What will the new NHS plan do to deal with this? It says that the waiting lists should start to fall “around March 2024”. But that assurance is without knowing the true size of the waiting list, as the Secretary of State acknowledges. The Treasury—the good guys in all of this—wanted more ambitious NHS targets. Instead, the NHS has been allowed to retain a March 2025 deadline for dealing with the 300,000 patients waiting more than a year for treatment. This is the situation in which the Government are trying to introduce a major reorganisation of the NHS, and that is why I have put forward this amendment, which would defer implementation of Parts 1 to 3 of the Bill.
The Government, approved by Parliament, will be asking NHS staff to be pre-occupied with implementing the changes made in this Bill, while often changing jobs as new integrated care bodies and partnerships are established and made to work. The Government are asking them to do this at the same time as they are working to reduce this huge, unprecedented backlog of patients needing diagnosis and treatment.

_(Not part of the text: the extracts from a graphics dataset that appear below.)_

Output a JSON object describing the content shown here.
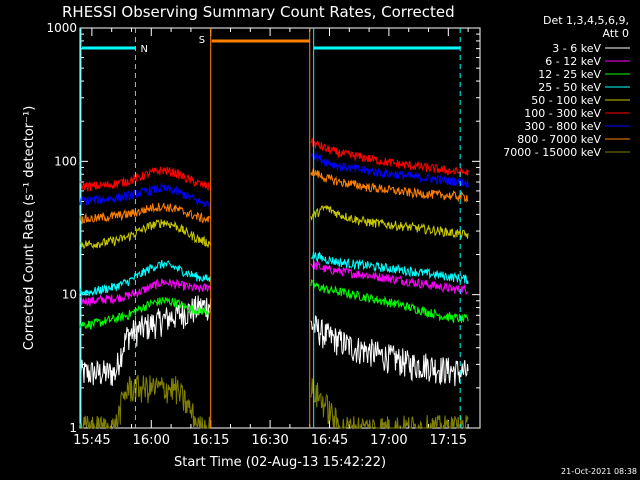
{
  "chart_data": {
    "type": "line",
    "title": "RHESSI Observing Summary Count Rates, Corrected",
    "xlabel": "Start Time (02-Aug-13 15:42:22)",
    "ylabel": "Corrected Count Rate (s⁻¹ detector⁻¹)",
    "y_scale": "log",
    "ylim": [
      1,
      1000
    ],
    "xlim_minutes": [
      -3,
      98
    ],
    "x_ticks": [
      "15:45",
      "16:00",
      "16:15",
      "16:30",
      "16:45",
      "17:00",
      "17:15"
    ],
    "y_ticks": [
      "1",
      "10",
      "100",
      "1000"
    ],
    "legend_title": "Det 1,3,4,5,6,9,",
    "legend_subtitle": "Att 0",
    "legend_position": "right",
    "footer_date": "21-Oct-2021 08:38",
    "gap_minutes": [
      30,
      55
    ],
    "annotations": [
      {
        "label": "N",
        "color": "#00ffff",
        "start": -3,
        "end": 11
      },
      {
        "label": "S",
        "color": "#ff8000",
        "start": 30,
        "end": 55
      }
    ],
    "series": [
      {
        "name": "3 - 6 keV",
        "color": "#ffffff",
        "pre": [
          2.6,
          2.6,
          2.6,
          2.6,
          5.0,
          5.5,
          6.0,
          6.5,
          7.0,
          7.5,
          8.0,
          8.5
        ],
        "post": [
          6.0,
          5.0,
          4.5,
          4.0,
          3.8,
          3.5,
          3.3,
          3.0,
          3.0,
          2.8,
          2.7,
          2.6
        ]
      },
      {
        "name": "6 - 12 keV",
        "color": "#ff00ff",
        "pre": [
          9.0,
          9.0,
          9.2,
          9.4,
          9.8,
          10.5,
          11.5,
          12.5,
          12.0,
          11.5,
          11.0,
          11.5
        ],
        "post": [
          17.0,
          15.5,
          15.0,
          14.5,
          14.0,
          13.5,
          13.0,
          12.5,
          12.0,
          11.5,
          11.0,
          11.0
        ]
      },
      {
        "name": "12 - 25 keV",
        "color": "#00ff00",
        "pre": [
          6.0,
          6.0,
          6.3,
          6.6,
          7.0,
          7.8,
          8.6,
          9.0,
          8.8,
          8.0,
          7.6,
          7.5
        ],
        "post": [
          12.0,
          11.0,
          10.5,
          10.0,
          9.5,
          9.0,
          8.5,
          8.0,
          7.5,
          7.0,
          6.7,
          6.5
        ]
      },
      {
        "name": "25 - 50 keV",
        "color": "#00ffff",
        "pre": [
          10.5,
          10.5,
          11.0,
          11.5,
          12.5,
          14.0,
          16.0,
          17.0,
          16.0,
          14.5,
          13.5,
          13.0
        ],
        "post": [
          20.0,
          18.5,
          17.5,
          17.0,
          16.5,
          16.0,
          15.5,
          15.0,
          14.5,
          14.0,
          13.5,
          13.0
        ]
      },
      {
        "name": "50 - 100 keV",
        "color": "#c8c800",
        "pre": [
          24.0,
          24.0,
          24.5,
          25.5,
          27.0,
          30.0,
          33.0,
          35.0,
          33.0,
          29.0,
          26.0,
          24.0
        ],
        "post": [
          38.0,
          45.0,
          40.0,
          37.0,
          35.0,
          34.0,
          33.0,
          32.0,
          31.0,
          30.0,
          29.0,
          28.0
        ]
      },
      {
        "name": "100 - 300 keV",
        "color": "#ff0000",
        "pre": [
          66.0,
          65.0,
          66.0,
          68.0,
          71.0,
          76.0,
          82.0,
          86.0,
          82.0,
          74.0,
          68.0,
          64.0
        ],
        "post": [
          140.0,
          125.0,
          115.0,
          110.0,
          105.0,
          100.0,
          96.0,
          93.0,
          90.0,
          87.0,
          84.0,
          82.0
        ]
      },
      {
        "name": "300 - 800 keV",
        "color": "#0000ff",
        "pre": [
          51.0,
          51.0,
          52.0,
          53.0,
          55.0,
          58.0,
          61.0,
          63.0,
          60.0,
          55.0,
          50.0,
          47.0
        ],
        "post": [
          115.0,
          100.0,
          92.0,
          88.0,
          85.0,
          82.0,
          80.0,
          77.0,
          75.0,
          73.0,
          71.0,
          69.0
        ]
      },
      {
        "name": "800 - 7000 keV",
        "color": "#ff8000",
        "pre": [
          37.0,
          37.0,
          38.0,
          39.0,
          40.0,
          42.0,
          45.0,
          46.0,
          44.0,
          41.0,
          38.0,
          36.0
        ],
        "post": [
          85.0,
          75.0,
          70.0,
          67.0,
          64.0,
          62.0,
          60.0,
          58.0,
          57.0,
          56.0,
          55.0,
          54.0
        ]
      },
      {
        "name": "7000 - 15000 keV",
        "color": "#808000",
        "pre": [
          1.0,
          1.0,
          1.0,
          1.0,
          2.0,
          2.0,
          2.0,
          2.0,
          2.0,
          1.5,
          1.0,
          1.0
        ],
        "post": [
          2.0,
          1.5,
          1.0,
          1.0,
          1.0,
          1.0,
          1.0,
          1.0,
          1.0,
          1.0,
          1.0,
          1.0
        ]
      }
    ]
  }
}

When he took office, the current Health Secretary’s instinct was to scrap the Bill, and when it began its passage through Parliament the actual scale of the backlog was not known. The Health Secretary needs to return to his initial instinct, which was very sound, and postpone its passage. If he does not, he will be putting many NHS patients at unnecessary risk. I suspect the Minister will tell us that in many areas the boards and partnerships are ready to go. If he does, I would be interested to have a list of those areas, to save a parliamentary Question. If that is the Government’s position, I would be interested to know why the NHS has been allowed to do this before the Bill has been approved by Parliament and the expenditure authorised. Despite the dubious legality of implementing
before Royal Assent the changes made in this Bill, Amendment 318 avoids unscrambling what I might call illicit reorganisations.
It is the job of this House to get the Commons to think again. That is what this amendment does. It does not wreck the Bill; it simply defers implementation until the NHS has the huge backlog of treatment under better control. I beg to move.